• Although construction is on the rise, there is a noticeable shortage of workers across the board. Is the answer in grass roots efforts to recruit a new work force through education or in automating the process?

Construction outlays rose in September, up 0.3 percent led by government spending. Overall construction spending this year has been on an uptick running at a seasonally adjusted annual $1.22 billion rate according to the Commerce Department.

Despite facing serious headwinds, construction is up 9.5 percent for the year, mostly in single-family housing.

The demand for new construction comes as prices for lumber and materials have continued to rise. The Commerce Department recently announced that it is setting final tariffs on Canadian softwood lumber of 20.8 percent for most Canadian producers.

However, the biggest concern for the construction industry continues to be the question of finding enough workers. Construction workers departed the industry in the wake of the Great Recession, and many did not return when the housing market rebounded.

In the wake of housing destruction caused by hurricanes and wildfires, the competition for workers is even stronger. Nearly every state is wrestling with the questions of where the workers went and how to lure them back.

The education solution

A variety of schools and businesses around the country are taking on the job of construction education. On Cape Cod in Massachusetts, the Cape Cod Regional Technical High School has an extensive program working with local builders to provide training to teenagers.

It’s just one of many similar programs around the country that seeks to show students the value of a trade-based career path.

In Colorado, where housing is booming but there are 15,000 fewer construction workers than a decade ago, the Colorado Building Academy seeks to train younger workers, those in transition and anyone interested in construction work.

The school is funded by Denver-area homebuilders, and many of its programs are free for trainees. It plans to graduate 350 students in the first year with over a thousand planned for the following year.

In Tennessee, there were 19,000 fewer workers in the construction industry at the start of the summer compared to 2007. Contractors report turning down jobs because they are unable to supply workers.

A website, Go Build Tennessee has been set up to support and encourage interest in the trades.

In Arizona, where there is currently a shortage of approximately 10,000 workers, one Tucson contractor has created an in-house apprenticeship to offer workers not just a job but also training for the future.

The automation option

Some trend watchers say the construction worker shortage is one that can be solved by advances in robotics.

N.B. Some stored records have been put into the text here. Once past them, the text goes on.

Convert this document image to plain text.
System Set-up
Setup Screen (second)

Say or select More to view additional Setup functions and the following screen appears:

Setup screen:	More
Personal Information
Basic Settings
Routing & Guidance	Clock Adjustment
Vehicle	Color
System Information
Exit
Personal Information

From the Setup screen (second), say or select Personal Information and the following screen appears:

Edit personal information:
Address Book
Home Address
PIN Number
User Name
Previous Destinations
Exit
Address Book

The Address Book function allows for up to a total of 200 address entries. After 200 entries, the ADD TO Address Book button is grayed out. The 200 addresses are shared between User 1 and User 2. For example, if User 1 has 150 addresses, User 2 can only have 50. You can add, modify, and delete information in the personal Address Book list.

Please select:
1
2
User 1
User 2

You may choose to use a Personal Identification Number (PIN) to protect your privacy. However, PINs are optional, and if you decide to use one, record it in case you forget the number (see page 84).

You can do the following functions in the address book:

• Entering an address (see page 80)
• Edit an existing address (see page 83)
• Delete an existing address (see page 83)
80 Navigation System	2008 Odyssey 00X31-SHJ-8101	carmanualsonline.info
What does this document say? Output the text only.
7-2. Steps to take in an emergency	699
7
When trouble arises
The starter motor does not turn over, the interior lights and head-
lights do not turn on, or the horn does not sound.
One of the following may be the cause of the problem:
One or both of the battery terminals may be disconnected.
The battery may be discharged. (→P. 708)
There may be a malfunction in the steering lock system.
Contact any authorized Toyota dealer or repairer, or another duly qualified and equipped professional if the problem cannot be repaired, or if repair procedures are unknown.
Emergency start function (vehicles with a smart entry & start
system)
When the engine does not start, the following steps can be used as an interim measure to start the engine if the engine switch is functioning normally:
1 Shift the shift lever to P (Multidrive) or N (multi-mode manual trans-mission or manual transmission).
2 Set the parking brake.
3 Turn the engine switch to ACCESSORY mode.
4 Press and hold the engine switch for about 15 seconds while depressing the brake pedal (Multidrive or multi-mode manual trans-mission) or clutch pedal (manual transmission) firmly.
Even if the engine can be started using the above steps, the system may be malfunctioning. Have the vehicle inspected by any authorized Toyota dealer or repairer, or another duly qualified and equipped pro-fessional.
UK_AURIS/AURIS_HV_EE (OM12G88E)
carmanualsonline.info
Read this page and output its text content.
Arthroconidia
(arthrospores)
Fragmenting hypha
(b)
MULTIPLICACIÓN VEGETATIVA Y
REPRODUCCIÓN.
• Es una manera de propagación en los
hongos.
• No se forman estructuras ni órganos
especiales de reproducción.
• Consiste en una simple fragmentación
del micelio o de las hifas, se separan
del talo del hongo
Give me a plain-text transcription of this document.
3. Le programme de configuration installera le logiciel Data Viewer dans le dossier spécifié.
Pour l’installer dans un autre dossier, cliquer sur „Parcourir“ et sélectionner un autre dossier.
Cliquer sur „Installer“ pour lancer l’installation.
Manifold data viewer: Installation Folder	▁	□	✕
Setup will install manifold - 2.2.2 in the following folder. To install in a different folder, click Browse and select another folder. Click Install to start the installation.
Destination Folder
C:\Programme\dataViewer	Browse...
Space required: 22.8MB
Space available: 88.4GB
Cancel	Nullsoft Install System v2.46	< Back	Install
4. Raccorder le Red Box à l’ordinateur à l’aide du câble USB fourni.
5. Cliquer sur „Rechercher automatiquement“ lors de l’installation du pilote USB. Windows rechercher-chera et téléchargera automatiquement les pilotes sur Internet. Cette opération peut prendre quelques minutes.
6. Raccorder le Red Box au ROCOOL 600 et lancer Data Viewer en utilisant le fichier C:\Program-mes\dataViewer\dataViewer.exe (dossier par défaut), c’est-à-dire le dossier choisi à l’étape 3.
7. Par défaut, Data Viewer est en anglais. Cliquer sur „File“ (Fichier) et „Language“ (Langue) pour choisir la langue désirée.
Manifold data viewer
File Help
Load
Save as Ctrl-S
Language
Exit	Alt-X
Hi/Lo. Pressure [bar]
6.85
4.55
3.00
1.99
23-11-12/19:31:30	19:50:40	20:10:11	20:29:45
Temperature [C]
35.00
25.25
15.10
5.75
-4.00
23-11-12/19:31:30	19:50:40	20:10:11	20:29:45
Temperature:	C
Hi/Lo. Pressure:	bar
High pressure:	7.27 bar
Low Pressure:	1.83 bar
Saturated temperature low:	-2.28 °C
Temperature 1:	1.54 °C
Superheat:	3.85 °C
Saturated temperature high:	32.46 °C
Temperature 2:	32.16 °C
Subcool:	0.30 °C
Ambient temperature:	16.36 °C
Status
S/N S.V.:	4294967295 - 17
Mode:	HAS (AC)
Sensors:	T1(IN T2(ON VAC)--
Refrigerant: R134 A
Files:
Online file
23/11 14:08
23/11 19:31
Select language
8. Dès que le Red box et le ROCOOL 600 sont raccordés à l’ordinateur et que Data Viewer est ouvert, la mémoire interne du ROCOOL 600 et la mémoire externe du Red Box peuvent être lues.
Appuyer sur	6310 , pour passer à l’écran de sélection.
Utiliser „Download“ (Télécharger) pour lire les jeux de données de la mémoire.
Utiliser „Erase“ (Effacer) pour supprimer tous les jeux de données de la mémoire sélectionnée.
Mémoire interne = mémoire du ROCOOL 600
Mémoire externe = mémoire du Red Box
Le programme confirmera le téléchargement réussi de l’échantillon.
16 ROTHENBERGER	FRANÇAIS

Modular homes built in factories and assembled on site can be less expensive and require fewer labor hours and conventional stick-built construction.

Automation is increasingly becoming part of the solution for home building, especially when it comes to affordable housing.

One company that focuses on excavation, Built Robotics, recently raised $15 million in Series A funding. Self-driving excavators, drone surveying and prefab construction — automation has the potential to streamline and refine the construction process.

In the United States, only a small number of homes are prefab, and there is great potential for expansion. A variety of startups are getting into the prefab and modular business and many cities are wrestling with zoning and building regulations to make room for these new upstarts.

The tiny home boom already raised questions with regard to existing zoning. In areas struck by disasters where there is a sudden and immediate need for housing, there may not be time to wait.

The need for workers isn’t going to go away anytime soon, but for construction and home building to increase, builders will need to find ways to entice more workers into the industry until technology can pick up the slack.